Our Story...

A Family Business

Grandson Xander repairing the hayrack

Our History

Mayneland Farm has been growing and selling vegetables and fruits since 1976. The original 10 acre parcel was bought in 1949. In 1952 and 1954 two additional parcels were bought completing the present 15 acres. In the mid-seventies a close family friend, Don Zietlow, interested my mother in growing and selling vegetables. We already had the farm machinery bought in the 1950s for traditional grain farming, so it was a good match. My mother grew up on a farm in West Chicago and she loved working with the soil. We provided the machinery and the Zietlow family provided the help. In 1980 they moved away to Wisconsin and I, Jeremy Mayne, took over the business. My mother was actively involved in running the farm until her death in 1993.
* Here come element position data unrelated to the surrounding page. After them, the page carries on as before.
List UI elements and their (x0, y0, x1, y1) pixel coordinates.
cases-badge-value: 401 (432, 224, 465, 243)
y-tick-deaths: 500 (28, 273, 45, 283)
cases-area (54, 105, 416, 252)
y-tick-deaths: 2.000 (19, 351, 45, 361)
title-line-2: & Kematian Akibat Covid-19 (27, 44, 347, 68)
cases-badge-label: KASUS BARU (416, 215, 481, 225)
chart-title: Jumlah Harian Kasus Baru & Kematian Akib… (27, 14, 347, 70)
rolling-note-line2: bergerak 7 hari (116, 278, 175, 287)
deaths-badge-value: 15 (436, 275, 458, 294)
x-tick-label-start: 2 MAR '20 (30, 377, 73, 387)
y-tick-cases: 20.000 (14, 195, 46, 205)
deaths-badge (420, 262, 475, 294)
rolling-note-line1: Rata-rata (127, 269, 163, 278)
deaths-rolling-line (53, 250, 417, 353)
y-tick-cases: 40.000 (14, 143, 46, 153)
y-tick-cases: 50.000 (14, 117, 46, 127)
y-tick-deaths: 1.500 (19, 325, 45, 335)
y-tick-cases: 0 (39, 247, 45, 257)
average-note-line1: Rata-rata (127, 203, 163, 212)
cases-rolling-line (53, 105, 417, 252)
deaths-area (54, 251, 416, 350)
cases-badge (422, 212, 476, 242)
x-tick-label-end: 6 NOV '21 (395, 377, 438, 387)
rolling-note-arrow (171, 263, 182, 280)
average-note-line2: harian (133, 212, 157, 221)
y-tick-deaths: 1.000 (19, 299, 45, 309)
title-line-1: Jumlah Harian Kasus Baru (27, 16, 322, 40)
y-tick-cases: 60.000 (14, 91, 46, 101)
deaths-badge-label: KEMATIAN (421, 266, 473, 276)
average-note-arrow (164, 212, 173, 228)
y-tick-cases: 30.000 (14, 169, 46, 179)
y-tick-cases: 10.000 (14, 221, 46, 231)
Farmer Mayne receiving the 2016 Outstanding Community Partner Award

Our Principles

Helping the community is key to us at Mayneland Farm. We make several donations weekly of unsold produce to the Loaves & Fishes Community Food Pantry. In 2016, our farm received the Outstanding Community Partner award from the food pantry. If your food pantry is interested in receiving donations of leftover fruits and vegetables, please contact us for more information.

Food that cannot be donated is composted on our farm and later added to our fields, which reduces food waste and increases soil health.

The view from inside one of our high tunnels

Our Practices

Mayneland Farm has specialized in growing in high tunnels which are similar to greenhouses but use solar energy instead of electrical to heat them. The plants are grown in the ground which is covered by black plastic sheeting with holes for the stems of the plants. The black plastic provides excellent weed control and warms the soil for faster growth. We presently have 15 high tunnels and also grow in open fields in the traditional manner.

We use small quantities of chemical fertilizers through drip lines to save on water as well as some organic (OMRI labeled) and conventional fungicides and insecticides. Our extensive use of high tunnels allows for minimal spraying and intensive use of our 15 acres.